For those looking for a lighter version of Aosta Fondue, it is possible to prepare it without the addition of alcohol, replacing the armagnac and white wine with vegetable broth. This variation maintains the rich and creamy flavor of the fondue but reduces the calorie content and makes the dish suitable for those who need to avoid alcohol. By using lower-fat cheeses, such as light cheese or lean pecorino, a healthier dish can be achieved without compromising on taste. Additionally, pairing the fondue with fresh vegetables or whole-grain croutons increases the nutritional value of the meal. This version is perfect for those following a balanced diet but who do not want to give up a good dish of melted cheese.
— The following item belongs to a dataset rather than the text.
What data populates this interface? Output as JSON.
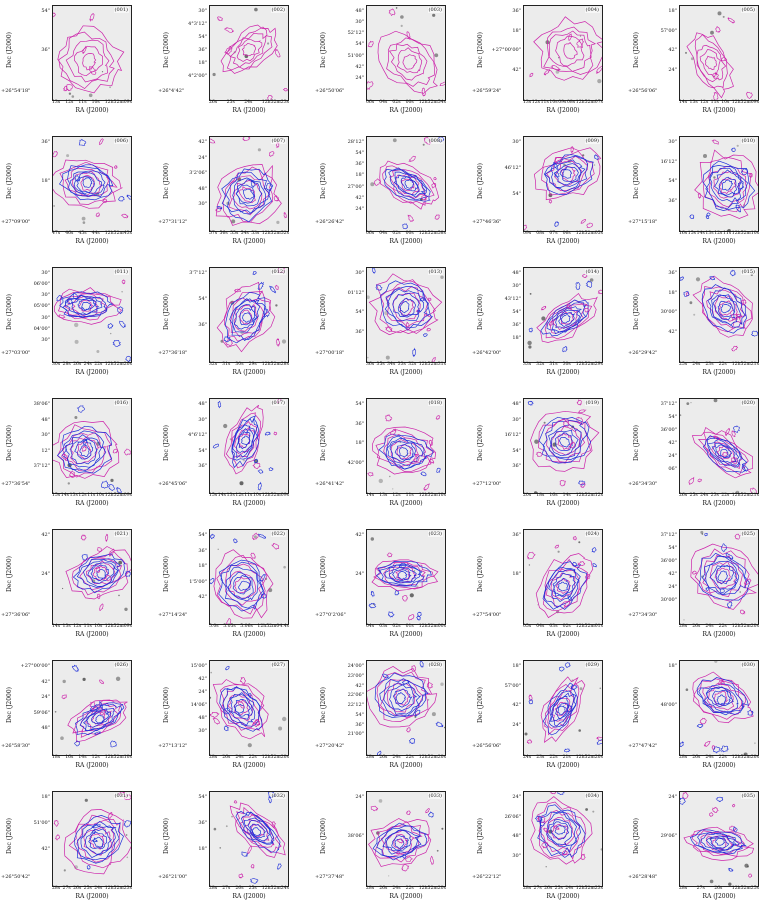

Nutritional Benefits of Aosta Fondue and Calories

Aosta Fondue, thanks to its cheese base, is a significant source of calcium, protein, and B vitamins. The cheeses used, such as Gruyère and Emmental, are rich in essential nutrients for bone and dental health. Furthermore, the presence of nutmeg and pepper not only enriches the flavor but also offers antioxidant and anti-inflammatory properties. However, it is important to consider that fondue is a caloric dish, with about 350-400 calories per serving, depending on the ingredients used. Therefore, it is advisable to enjoy it in moderation, perhaps pairing it with a fresh salad to balance the meal. This way, one can appreciate the benefits of cheese without overindulging in calories.

Can Aosta Fondue be Frozen?

A common question among Aosta Fondue lovers is whether this dish can be frozen. In general, it is not recommended to freeze fondue, as the freezing process can alter the creamy consistency of the cheese, making it grainy upon thawing. However, if you wish to try to preserve the fondue, it is advisable to do so in small portions and use airtight containers. When thawing, it is best to slowly reheat the fondue in a double boiler, stirring constantly to try to restore its creaminess. Despite this, the result may not be identical to that of fresh fondue, so it is always better to consume it freshly prepared to fully appreciate its flavor and texture.